Learning from Website Analytics
Hopefully, your website developer included an analytics tool with your website. Many sites use the free Google Analytics tool. You do have to have a Gmail account to get it, but that is free also. You can sign up your website (property is what Google calls it) for the tool when you are logged into your Gmail account at https://analytics.google.com. When you sign-up Google gives you a “code” which needs to be inserted in your website code and that allows the data collection. Google provides directions.
Log into Google Analytics using your Gmail account to access real time and historic statistics about your website. They can be viewed in graphs or charts and you can filter that data in a variety of ways, including the change in data over a week, a month or a year. i.e. Are your visitors increasing or decreasing?
There is much more data provided than I find necessary for my ministry. However, I find a good deal of data that is helpful. Here is what I look for:
- How many users (their term)/visitors (my term) does the site have?
- How do they come to the site? (Search engines, Direct url, social media)?
- What are the top pages visited? For the parishes that I work with, these tend to be Bulletins, Mass Times, Staff, Contact Us, Sacraments and Special Events.

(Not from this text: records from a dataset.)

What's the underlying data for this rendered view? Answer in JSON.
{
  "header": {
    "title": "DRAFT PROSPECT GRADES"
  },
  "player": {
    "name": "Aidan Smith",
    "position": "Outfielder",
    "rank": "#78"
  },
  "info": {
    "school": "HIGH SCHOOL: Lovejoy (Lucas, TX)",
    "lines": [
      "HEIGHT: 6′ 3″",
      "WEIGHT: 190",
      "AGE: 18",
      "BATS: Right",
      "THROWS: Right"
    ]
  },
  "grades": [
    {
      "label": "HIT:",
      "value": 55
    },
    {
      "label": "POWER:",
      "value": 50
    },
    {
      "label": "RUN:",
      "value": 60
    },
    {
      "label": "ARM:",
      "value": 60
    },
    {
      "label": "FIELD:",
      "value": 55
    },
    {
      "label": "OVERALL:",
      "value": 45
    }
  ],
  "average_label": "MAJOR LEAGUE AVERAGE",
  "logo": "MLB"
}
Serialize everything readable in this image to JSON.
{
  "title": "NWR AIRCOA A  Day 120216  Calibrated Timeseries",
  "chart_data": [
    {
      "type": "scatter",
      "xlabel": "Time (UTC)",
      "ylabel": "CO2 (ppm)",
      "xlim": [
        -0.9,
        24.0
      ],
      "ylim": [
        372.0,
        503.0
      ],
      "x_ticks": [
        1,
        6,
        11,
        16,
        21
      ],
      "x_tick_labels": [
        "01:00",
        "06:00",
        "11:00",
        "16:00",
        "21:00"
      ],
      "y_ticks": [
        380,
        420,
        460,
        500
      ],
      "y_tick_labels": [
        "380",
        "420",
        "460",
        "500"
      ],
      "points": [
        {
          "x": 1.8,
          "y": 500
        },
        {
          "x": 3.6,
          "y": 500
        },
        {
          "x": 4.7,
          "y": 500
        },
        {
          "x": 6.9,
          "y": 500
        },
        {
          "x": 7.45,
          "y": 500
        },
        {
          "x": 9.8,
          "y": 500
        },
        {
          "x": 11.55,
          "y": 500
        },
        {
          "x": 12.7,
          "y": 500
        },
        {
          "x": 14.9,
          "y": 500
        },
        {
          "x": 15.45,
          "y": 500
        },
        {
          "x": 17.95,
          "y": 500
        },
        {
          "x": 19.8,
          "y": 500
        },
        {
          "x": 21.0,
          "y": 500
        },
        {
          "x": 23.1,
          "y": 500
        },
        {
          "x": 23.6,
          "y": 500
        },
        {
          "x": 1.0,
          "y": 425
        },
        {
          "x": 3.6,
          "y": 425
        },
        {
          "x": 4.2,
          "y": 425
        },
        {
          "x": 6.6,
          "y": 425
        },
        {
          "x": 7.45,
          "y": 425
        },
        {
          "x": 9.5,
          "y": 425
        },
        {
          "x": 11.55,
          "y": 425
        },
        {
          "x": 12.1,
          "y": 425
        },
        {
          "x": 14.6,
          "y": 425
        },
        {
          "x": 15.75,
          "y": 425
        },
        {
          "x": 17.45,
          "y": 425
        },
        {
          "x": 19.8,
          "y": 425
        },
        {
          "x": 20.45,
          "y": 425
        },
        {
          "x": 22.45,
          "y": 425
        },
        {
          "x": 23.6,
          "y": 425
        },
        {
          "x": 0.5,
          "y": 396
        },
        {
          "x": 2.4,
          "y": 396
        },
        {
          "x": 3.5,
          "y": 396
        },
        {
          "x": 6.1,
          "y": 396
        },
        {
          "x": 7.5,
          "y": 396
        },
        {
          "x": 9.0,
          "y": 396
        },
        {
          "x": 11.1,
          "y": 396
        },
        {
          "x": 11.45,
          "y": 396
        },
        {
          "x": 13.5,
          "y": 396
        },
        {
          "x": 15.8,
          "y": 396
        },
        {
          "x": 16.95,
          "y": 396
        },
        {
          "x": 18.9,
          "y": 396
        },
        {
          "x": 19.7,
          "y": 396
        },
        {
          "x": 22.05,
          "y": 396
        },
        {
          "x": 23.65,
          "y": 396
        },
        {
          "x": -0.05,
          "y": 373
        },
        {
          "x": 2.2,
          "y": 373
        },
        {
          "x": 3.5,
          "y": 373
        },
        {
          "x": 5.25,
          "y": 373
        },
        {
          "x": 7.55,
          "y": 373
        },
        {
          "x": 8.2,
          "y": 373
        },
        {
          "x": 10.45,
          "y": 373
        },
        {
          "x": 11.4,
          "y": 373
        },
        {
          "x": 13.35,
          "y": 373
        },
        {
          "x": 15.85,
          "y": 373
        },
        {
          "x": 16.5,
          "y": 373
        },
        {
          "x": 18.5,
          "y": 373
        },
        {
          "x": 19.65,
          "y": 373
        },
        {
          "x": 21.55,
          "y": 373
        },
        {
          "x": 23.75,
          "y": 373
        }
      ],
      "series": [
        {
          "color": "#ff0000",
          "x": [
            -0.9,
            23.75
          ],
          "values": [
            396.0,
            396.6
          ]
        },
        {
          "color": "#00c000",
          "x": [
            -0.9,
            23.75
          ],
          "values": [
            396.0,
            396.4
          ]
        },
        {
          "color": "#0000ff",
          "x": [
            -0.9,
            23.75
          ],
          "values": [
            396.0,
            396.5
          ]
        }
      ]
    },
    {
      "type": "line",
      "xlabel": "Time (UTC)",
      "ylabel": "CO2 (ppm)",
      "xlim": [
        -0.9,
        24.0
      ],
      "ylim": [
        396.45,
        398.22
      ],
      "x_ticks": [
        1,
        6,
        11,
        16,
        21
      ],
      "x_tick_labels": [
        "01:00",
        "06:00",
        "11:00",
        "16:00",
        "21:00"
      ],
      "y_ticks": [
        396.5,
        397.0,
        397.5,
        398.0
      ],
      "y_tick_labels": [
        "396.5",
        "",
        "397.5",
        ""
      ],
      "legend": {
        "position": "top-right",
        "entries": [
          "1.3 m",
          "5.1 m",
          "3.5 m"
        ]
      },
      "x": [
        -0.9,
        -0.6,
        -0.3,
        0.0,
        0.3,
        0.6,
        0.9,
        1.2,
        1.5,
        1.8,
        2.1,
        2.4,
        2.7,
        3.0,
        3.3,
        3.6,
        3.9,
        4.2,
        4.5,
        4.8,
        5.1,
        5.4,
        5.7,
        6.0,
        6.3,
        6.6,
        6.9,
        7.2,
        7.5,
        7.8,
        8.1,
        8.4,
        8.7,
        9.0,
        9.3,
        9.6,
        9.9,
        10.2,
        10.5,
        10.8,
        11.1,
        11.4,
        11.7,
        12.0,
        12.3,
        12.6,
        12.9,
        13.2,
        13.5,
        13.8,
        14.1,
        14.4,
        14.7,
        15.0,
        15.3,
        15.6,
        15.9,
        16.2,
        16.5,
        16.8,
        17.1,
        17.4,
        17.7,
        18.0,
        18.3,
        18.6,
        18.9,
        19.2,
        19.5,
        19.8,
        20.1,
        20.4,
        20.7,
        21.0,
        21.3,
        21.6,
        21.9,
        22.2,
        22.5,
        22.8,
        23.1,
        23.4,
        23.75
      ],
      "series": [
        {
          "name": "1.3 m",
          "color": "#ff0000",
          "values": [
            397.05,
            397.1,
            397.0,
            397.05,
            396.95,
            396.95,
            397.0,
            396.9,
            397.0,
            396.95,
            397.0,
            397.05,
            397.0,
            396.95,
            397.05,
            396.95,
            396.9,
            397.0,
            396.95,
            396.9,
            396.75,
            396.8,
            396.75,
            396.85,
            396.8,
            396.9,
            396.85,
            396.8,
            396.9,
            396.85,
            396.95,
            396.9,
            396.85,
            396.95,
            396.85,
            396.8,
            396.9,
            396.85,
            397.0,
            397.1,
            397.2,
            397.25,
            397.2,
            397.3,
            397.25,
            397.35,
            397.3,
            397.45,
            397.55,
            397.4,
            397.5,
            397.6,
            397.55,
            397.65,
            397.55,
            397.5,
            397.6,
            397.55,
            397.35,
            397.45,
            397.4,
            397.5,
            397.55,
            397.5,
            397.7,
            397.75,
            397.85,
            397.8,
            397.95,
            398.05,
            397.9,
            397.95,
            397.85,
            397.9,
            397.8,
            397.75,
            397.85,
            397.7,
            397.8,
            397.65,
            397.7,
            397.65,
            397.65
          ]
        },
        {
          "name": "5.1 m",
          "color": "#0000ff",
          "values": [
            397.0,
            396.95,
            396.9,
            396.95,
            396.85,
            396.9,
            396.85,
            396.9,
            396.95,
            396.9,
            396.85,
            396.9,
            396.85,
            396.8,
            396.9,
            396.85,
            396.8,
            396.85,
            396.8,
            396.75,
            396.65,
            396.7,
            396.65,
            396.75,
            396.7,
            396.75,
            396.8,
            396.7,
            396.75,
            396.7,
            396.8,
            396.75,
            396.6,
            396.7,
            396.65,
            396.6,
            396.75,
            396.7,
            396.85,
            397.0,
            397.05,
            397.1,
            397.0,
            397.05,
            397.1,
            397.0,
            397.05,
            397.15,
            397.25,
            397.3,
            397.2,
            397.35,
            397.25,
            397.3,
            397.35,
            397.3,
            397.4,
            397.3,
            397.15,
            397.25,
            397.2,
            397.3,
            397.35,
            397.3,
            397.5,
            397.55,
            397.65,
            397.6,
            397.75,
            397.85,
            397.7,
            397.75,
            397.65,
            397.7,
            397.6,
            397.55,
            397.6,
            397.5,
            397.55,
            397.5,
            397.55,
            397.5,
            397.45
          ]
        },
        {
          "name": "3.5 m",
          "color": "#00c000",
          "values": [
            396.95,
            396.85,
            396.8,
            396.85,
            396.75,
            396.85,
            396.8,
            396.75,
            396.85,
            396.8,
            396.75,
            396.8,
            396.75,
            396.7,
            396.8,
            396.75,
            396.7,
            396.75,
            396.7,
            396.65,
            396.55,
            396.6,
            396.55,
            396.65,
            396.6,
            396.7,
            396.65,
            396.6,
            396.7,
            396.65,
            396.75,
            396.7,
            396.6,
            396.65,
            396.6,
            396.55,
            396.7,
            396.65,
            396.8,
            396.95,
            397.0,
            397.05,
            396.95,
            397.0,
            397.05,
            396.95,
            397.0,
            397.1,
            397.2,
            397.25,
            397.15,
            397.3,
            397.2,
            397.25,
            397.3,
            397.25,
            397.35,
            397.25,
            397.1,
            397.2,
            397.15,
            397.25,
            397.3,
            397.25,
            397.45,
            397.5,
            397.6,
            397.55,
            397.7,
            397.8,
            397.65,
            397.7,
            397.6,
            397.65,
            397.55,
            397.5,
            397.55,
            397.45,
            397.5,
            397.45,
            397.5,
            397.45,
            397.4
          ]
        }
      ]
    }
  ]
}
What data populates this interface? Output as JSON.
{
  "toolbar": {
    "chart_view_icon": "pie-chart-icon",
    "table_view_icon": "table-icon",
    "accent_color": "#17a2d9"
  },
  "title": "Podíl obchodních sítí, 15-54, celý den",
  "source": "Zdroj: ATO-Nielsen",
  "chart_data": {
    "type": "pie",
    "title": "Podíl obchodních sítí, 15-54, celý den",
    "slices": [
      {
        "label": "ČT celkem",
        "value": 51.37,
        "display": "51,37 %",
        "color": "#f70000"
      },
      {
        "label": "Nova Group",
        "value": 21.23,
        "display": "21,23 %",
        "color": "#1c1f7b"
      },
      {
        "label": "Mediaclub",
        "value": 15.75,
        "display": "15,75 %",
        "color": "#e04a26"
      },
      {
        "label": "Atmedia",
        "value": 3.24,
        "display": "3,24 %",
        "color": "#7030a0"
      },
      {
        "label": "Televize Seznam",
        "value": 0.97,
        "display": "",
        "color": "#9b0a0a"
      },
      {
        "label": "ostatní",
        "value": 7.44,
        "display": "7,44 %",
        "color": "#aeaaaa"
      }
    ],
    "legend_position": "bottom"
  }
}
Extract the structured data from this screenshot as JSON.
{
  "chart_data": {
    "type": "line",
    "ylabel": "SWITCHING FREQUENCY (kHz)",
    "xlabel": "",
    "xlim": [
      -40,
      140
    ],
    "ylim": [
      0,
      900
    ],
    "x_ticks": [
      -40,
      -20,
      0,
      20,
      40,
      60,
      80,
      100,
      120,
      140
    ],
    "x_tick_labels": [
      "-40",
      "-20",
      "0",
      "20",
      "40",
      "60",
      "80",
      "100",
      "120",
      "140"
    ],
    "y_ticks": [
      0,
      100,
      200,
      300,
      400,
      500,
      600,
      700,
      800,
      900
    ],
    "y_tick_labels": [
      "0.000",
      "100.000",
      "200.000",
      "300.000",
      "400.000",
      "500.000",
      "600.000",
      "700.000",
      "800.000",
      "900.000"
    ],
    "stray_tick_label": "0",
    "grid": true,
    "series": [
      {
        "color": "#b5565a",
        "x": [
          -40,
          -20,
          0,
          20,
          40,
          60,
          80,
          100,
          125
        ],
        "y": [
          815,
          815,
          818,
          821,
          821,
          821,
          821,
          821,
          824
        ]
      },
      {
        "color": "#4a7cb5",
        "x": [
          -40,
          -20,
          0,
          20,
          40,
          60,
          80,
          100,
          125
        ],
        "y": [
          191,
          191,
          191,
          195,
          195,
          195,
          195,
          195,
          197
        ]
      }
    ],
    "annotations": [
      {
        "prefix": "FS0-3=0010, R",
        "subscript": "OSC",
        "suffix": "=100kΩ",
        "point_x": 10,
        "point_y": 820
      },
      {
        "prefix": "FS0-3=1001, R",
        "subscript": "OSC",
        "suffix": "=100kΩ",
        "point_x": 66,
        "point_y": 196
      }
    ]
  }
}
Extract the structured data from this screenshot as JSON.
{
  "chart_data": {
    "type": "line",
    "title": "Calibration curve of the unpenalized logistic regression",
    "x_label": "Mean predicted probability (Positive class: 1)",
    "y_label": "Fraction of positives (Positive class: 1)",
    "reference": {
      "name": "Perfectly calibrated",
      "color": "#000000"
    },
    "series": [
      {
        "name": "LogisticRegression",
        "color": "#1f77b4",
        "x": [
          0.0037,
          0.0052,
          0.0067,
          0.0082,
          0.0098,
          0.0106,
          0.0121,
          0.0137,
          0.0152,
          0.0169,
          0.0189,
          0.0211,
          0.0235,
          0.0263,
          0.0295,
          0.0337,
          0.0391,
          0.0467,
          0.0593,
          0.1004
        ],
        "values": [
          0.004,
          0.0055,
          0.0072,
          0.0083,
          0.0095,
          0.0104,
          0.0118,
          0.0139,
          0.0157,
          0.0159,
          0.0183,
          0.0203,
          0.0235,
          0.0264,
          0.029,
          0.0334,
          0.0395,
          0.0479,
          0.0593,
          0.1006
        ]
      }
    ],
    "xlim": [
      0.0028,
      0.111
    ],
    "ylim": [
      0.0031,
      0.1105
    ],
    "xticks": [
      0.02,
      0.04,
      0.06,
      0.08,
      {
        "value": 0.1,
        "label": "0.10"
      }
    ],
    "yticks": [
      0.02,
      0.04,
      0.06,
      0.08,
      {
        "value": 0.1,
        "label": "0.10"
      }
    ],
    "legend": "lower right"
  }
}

- Is there a time of day or day of the week, when a larger number of visitors come or are visits spread over the week and during the day equally?
- Are there days or times of the year when visits spike? Ash Wednesday, for example, is one of those days where visits spike quite a bit. Holy Days of Obligation Mass times get more traffic. And in this area of the country Parish Lenten Fish Frys also draw more visitors to the website.
The answers to the questions above convince me that the website is truly a service and needs to be maintained at a high level. Therefore, I want to:
- Provide the information or a link to the most sought after information on the Home Page.
- Post information in a timely manner so that it is there when visitors come looking for it.
- Use every means available including social media to drive people to the website.
- Make sure the website is up to date and has its most welcoming appearance especially when larger numbers of visitors are expected.
Do you look at your website’s analytics? What have you learned from doing so?